Yes indeedy. From now on all BMWs of a coupe-ish stature will be given even-number badges. Hence 6-Series, i8, X6. And next year the new two-door version of the 1-Series will get the 2-Series plate. Also a slope-roofed X3 derivative will be the X4. And so, replacing the 3-Series coupe, is **flashing lights...ladies and gentlemen...drum roll...please welcome......dry ice...** the FOUR series.
The 3-Series Coupe replaced? Can it be that time already?
As often with BMW, it's being renewed before most people had even noticed it needed it. It was still about the best thing out there if you wanted a two-door four-seat coupe at sub-exotic money. So the 4-series cannot be rubbish.
Well, being based on the current-gen 3-Series is good start, right?
No, it's a brilliant saloon. The thing is, will the 4-Series be a smart-looking two door style statement that drives with the refined ease of the 3 saloon, or will it be much sharper and sportier?
I'll do the questions... It looks good in pictures - what about on the road?
The sometimes gawky angularity of the outgoing 3 Coupe has given way to swisher surfaces and sleeker lines. It's obviously related to the 3 saloon, but this time it's actually wider as well as lower. The rear half's squat and strong-shouldered emphasis catch the light with immense confidence. A winner.
Indoors there's a areat driving position and controls of course, thanks to the same dash and front seats as a 3-series, though you sit a little lower.
But aren't coupes impractical?
Not this one. Two grownups will be OK in the back unless their heads are a long way from their backsides. Note only two of them though: there's no third rear perch at all. The boot's big and it can be extended by folding the split seat back.
Enough of this dreary rationality. How's it set up for driving?
The suspension is lowered, and re-worked to take advantage of the lower centre of gravity and wider track than the saloon. But I'm hardly spoiling the plot if I tell you straight off that it feels pretty much like a lightly tensed-up 3-saloon, not a hard and spicy sports car.
What's the range?
It kicks off with the 420i, then the 428i with performance reasonably close to the top-notch 435i, though the sound's not as sweet. On the diesel side it's 420d, 430d and 435d. And all-wheel-drive is available on most, a system designed to feel like 2WD until you're beyond the edge of grip.
And how does it get along?
We were in the classic six-cylinder rear-drive BMW, a 435i. All 306bhp of turbo straight-six goodness. It'll do 0-62 in 5.1 seconds. In the low and mid rev-range this is a sweet-sounding, muscular and largely lag-free motor. It swings to the 7000 redline like a natural, but we'd say the high-end could do with a little more music and sonic edge. The eight-speed automatic transmission is superbly quick-acting and smooth but, honestly, if you over paddle the thing it's easy to get lost among all those ratios. There's a manual, and it's a nice idea, but barely anyone will go for it. As we said, it's not quite that sort of car.
So you're going to arrive at corners going smartly?

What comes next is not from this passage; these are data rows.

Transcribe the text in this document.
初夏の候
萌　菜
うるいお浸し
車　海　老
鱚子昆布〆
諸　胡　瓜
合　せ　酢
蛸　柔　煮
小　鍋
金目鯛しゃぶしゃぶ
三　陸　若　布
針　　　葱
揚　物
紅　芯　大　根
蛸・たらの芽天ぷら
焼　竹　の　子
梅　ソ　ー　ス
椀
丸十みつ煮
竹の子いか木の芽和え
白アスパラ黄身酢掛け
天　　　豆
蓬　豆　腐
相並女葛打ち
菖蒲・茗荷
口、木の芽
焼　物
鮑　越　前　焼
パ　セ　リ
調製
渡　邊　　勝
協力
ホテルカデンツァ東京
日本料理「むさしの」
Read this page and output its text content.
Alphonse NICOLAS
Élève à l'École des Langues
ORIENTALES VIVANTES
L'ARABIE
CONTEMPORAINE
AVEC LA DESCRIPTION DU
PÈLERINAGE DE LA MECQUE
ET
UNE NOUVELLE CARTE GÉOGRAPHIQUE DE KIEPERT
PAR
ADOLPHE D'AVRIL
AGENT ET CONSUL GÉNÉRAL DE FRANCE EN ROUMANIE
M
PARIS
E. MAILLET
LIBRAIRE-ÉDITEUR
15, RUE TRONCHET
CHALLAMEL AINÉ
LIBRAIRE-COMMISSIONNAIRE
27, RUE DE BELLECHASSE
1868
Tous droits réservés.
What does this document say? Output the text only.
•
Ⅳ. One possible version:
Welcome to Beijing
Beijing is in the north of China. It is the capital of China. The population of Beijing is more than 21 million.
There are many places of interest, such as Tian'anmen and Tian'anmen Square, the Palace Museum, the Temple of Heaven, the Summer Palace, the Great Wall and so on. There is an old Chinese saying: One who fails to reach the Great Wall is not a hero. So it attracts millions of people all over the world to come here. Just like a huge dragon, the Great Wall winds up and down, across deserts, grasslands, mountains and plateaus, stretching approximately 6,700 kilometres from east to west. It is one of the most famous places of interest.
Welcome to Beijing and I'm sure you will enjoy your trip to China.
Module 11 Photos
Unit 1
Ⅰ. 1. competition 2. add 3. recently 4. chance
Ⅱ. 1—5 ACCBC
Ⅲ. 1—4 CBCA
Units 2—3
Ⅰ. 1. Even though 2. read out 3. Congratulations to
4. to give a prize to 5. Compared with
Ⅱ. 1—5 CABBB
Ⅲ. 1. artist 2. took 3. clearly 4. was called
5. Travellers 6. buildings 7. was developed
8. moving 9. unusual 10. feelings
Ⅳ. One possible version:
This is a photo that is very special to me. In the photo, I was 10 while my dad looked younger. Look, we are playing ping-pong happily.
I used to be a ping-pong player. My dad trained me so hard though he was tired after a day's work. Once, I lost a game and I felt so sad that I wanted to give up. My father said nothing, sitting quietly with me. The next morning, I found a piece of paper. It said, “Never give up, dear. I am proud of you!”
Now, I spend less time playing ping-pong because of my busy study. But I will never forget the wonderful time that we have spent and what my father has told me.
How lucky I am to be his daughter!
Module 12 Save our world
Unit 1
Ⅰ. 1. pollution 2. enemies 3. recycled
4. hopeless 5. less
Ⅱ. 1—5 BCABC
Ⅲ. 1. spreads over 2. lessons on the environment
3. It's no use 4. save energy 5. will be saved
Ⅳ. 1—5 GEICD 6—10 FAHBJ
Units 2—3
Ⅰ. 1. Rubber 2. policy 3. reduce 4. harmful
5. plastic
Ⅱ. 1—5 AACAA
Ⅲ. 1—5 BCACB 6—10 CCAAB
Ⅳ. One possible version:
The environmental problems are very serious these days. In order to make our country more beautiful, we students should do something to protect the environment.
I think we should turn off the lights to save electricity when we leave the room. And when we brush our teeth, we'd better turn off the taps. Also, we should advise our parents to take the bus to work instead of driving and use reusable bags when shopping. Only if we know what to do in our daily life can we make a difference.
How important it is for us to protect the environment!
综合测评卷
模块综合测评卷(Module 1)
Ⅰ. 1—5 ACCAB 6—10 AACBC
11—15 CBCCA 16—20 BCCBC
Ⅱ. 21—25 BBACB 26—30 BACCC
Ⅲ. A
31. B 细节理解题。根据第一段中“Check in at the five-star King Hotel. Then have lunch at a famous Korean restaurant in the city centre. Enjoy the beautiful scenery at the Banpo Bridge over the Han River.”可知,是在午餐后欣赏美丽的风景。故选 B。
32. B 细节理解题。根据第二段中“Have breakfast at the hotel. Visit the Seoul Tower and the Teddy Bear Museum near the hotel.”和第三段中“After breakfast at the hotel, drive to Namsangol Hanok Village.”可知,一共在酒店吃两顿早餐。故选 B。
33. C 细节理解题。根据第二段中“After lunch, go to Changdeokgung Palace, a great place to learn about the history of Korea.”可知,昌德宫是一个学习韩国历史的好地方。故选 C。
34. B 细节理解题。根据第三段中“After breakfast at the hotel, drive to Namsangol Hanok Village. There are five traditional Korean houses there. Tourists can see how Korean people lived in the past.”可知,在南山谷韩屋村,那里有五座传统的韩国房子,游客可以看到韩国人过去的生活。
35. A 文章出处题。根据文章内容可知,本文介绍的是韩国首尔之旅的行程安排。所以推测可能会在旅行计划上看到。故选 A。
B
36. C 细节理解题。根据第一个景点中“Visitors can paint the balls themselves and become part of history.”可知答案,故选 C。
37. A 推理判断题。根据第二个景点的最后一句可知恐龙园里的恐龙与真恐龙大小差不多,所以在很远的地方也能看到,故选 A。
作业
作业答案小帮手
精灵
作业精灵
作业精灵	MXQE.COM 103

Yes, but that's fine. There's bags of grip, but it's also all about giving you an easy confidence. The steering is super-progressive and nicely weighted. The car turns by the exact amount you're expecting. They say the nose is more agile with the lighter four-pot 28i engine, but the 35i is still pretty happy to turn. It understeers a little to give you confidence, but there are plenty of rear-drivey options to change the attitude. The three-stage stability control is superbly calibrated in the middle half-off mode.
Any ride penalty?
They have given the three main chassis options - standard, adaptive and M-Sport - the same springs. The difference is damping. We drove the adaptive system. In comfort mode it rides really nicely until you go briskly on a heaving road, when it starts to float. Sport mode turns more sharply, but isn't adaptive enough - it's busy and jittery in a straight line even at slow speed. Other makers' adaptive systems can soften back for this circumstance, when you've absolutely no need of firm damping. So you soon get practiced at finding the comfort/sport switch without looking. That apart, a mighty impressive suspension setup.
It's a BMW. You're already talking about options. It must be naked as a skeleton without them.
Not too bad actually. Leather heated seats, xenon headlamps, LED rears, park radar, climate on all versions. Satnav on most models. But you might want to upgrade to the adaptive dampers, plus the bargain (£250) sport steering, and also sports seats, and better loudspeakers than standard. Beyond that you can add a range of connected services, and the head-up display, and driver aids, which are as good as anyone else's but expensive and inessential.
So, back to the question you impertinently asked earlier. Is it a real sports car or a smart-looking sporty car?
The latter. But a brilliant one, relaxing and well-built for the everyday grind, and immaculately resolved for recreational driving. Of course it could be sharper, louder, more stimulating and edgy. But BMW knows who'll be buying the 4-series, and is serving them on the button.